Mas Artaban acelerava o passo, seguindo fielmente a nova estrela brilhante. Até que um dia, como o homem doente lhe dissera, ela reluziu sobre a aldeia de Belém, nas terras da Judéia. Artaban acampou perto da aldeia, cheio de esperança. Agora, enfim, ele poderia dar sua pérola e seu rubi ao Rei! Mas as ruas estavam desertas, e ele se perguntava se os homens teriam ido até as pastagens nas colinas para buscar suas ovelhas.
De repente, da porta aberta de um casebre de pedra, ele ouviu alguém cantando suavemente. Entrou e viu uma jovem, cantando para seu bebê dormir. A jovem disse que três estrangeiros vindos do Oriente tinham aparecido por ali poucos dias antes. Disseram que uma estrela guiara ao lugar onde José de Nazaré estava alojado com a esposa e o filho recém-nascido. E tinham venerado o Menino e dado vários presentes a Ele.
– Mas esses viajantes logo desapareceram – prosseguiu ela – e dizem que o homem de Nazaré fugiu para o Egito com a família. Agora parece que existe uma maldição sobre a aldeia. As pessoas até dizem que os soldados romanos estão vindo para cobrar novos impostos... Os homens levaram nossos rebanhos para o alto das colinas para escapar deles. Artaban ouvia a voz gentil da jovem, enquanto o bebê tentava tocá-lo na face.De repente, ouviu-se o barulho de uma confusão violenta nas ruas, clamores e gemido de mulheres, estrépito de espadas e um grito desesperado:
Os soldados! Os soldados de Herodes! Eles estão matando nossas crianças!
O rosto da jovem empalideceu atemorizado.
Apertando o bebê junto ao peito, ela se encolheu no canto mais escuro, cobrindo-o com sua túnica.
Artaban caminhou depressa até a entrada da casa. Quando os soldados se aproximaram do casebre, chamou o capitão e lhe disse:
– Estou sozinho aqui e lhe darei esta joia, se você me deixar em paz!  Mostrou então o rubi, que brilhava na palma de sua mão como uma grande gota de sangue. Os olhos do capitão se arregalaram de cobiça e ele agarrou a joia.

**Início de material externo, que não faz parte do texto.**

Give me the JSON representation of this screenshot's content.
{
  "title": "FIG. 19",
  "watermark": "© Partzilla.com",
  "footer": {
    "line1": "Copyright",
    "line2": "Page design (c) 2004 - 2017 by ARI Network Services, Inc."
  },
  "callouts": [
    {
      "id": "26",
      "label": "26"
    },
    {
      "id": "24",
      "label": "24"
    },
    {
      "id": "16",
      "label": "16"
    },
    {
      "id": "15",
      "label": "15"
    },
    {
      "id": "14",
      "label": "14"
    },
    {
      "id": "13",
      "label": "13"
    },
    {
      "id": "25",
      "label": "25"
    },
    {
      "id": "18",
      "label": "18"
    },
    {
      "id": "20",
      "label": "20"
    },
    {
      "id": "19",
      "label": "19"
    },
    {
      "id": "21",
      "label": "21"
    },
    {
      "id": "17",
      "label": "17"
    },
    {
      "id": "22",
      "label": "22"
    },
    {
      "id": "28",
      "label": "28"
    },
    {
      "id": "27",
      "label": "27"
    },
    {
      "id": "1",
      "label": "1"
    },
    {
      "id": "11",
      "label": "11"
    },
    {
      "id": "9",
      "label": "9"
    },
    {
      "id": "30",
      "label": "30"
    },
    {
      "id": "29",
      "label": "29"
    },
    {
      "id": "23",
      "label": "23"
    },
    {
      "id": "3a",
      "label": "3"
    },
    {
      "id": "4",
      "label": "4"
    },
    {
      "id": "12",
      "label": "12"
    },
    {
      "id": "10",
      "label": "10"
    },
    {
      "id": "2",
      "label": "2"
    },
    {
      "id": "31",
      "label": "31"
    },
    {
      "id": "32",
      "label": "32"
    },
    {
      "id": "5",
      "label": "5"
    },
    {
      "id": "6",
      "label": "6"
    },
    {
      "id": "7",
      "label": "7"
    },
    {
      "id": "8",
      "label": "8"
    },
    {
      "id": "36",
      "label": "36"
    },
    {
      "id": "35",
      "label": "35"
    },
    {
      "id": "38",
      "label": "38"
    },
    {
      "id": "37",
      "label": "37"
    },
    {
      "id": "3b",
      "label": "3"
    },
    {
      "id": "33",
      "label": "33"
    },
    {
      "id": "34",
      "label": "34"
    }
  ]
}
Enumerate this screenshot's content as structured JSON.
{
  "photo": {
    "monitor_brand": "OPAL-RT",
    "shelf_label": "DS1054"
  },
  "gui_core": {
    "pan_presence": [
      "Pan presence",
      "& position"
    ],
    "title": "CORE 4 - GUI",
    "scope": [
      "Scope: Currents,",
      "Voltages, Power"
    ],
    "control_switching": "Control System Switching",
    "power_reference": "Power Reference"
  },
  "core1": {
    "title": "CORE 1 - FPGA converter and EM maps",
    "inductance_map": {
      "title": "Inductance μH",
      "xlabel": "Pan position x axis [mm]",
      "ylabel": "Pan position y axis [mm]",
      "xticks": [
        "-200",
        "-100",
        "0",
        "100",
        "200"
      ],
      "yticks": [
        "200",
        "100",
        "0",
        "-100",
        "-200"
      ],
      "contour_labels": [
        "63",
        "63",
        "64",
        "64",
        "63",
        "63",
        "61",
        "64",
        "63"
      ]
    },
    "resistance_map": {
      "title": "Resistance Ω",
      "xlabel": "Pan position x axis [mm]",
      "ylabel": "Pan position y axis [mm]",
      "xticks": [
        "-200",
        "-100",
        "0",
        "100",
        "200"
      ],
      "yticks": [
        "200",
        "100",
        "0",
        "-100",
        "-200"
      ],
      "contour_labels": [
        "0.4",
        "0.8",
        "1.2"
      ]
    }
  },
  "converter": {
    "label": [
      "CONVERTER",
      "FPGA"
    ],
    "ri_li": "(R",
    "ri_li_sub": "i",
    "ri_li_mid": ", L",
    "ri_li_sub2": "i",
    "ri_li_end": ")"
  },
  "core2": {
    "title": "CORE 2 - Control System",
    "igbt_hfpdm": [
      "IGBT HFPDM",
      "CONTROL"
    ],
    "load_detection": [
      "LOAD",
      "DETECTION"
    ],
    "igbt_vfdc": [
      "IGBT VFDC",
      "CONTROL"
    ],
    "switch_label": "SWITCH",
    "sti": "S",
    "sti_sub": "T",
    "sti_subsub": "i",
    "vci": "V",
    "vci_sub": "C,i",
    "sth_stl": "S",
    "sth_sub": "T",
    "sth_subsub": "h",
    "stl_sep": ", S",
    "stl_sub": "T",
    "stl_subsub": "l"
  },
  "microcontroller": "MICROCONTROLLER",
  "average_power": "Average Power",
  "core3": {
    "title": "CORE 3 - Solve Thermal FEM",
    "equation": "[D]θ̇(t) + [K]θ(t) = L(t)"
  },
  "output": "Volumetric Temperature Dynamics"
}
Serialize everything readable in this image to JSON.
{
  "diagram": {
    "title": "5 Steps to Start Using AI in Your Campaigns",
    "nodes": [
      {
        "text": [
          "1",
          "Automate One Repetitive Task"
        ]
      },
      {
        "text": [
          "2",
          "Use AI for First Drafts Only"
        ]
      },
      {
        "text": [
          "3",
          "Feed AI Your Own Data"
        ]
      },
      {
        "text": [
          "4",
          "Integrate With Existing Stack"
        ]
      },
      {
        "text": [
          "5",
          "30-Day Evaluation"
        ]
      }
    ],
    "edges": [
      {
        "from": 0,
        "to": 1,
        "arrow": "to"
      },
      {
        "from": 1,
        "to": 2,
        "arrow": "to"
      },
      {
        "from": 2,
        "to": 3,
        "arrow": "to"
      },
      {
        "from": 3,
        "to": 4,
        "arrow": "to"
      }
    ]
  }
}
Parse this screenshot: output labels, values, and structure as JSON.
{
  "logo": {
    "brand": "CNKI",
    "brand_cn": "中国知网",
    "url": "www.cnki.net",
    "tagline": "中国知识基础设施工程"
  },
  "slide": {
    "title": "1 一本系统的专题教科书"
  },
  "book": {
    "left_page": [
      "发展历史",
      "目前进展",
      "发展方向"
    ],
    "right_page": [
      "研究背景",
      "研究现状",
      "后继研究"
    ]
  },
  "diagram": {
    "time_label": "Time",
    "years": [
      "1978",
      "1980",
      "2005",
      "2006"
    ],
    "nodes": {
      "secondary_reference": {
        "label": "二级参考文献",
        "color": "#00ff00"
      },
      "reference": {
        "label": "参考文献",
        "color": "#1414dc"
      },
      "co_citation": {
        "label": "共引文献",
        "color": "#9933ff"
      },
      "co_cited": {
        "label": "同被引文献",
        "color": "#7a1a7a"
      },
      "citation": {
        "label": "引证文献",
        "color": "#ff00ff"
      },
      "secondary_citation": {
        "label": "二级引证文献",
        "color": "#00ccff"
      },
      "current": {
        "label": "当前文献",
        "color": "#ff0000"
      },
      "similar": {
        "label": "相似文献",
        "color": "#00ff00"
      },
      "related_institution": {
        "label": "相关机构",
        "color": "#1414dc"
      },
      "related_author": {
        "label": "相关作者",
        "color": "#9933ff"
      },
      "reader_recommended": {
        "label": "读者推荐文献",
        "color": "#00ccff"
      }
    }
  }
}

– Sigam em frente! – gritou.
Enquanto os soldados se afastavam, Artaban se voltou para o Oriente e orou:
– Deus da Verdade, perdoai minha mentira! Tive de dizer o que disse para salvar a vida de uma criança. E agora dois dos meus presentes já se foram. Será que jamais verei o Rei dos Reis?

Mas das sombras por trás dele veio a voz da jovem, que disse:
– Por ter salvado o meu filho, peço a Deus que te abençoe e guarde. Que Ele faça brilhar Sua face sobre o senhor e Lhe seja generoso. Que Deus lhe conceda a paz, agora e sempre!
Assim, com a bênção da jovem mãe, Artaban partiu e tomou o caminho do Egito, pedindo em toda parte notícias da família de Belém. Mas não conseguiu achar nenhum vestígio.
 Àquela altura, a estrela já tinha desaparecido do céu noturno, e ele não tinha a menor ideia de onde prosseguir sua busca. Por isso, dirigiu-se a um velho e sábio rabino à procura de conselho.
– Meu filho, disse-lhe o rabino, nossas escrituras previram que o Rei dos Reis seria desprezado e rejeitado pelos homens. Ele não será encontrado num palácio, nem entre os ricos e poderosos.
 Se você quiser encontrá-Lo, procure no meio dos pobres e dos humilhados, dos sofredores e dos enfermos.
Os anos se passaram e Artaban continuou a viajar, sempre buscando nos lugares mais pobres a família de Belém. Passou por aldeias onde as pessoas choravam de fome. Atravessou cidades onde  elas morriam de peste. E, embora não encontrasse o Rei dos Reis a quem gostaria de servir, encontrou muita gente a quem pode ajudar. Aonde quer que fosse, alimentava os famintos e vestia os despidos, curava os doentes e visitava os encarcerados. E os anos de sua vida voaram mais depressa do que a lançadeira do tecelão, arremessada de um lado para o outro no tear, enquanto a trama cresce e o padrão invisível se completa.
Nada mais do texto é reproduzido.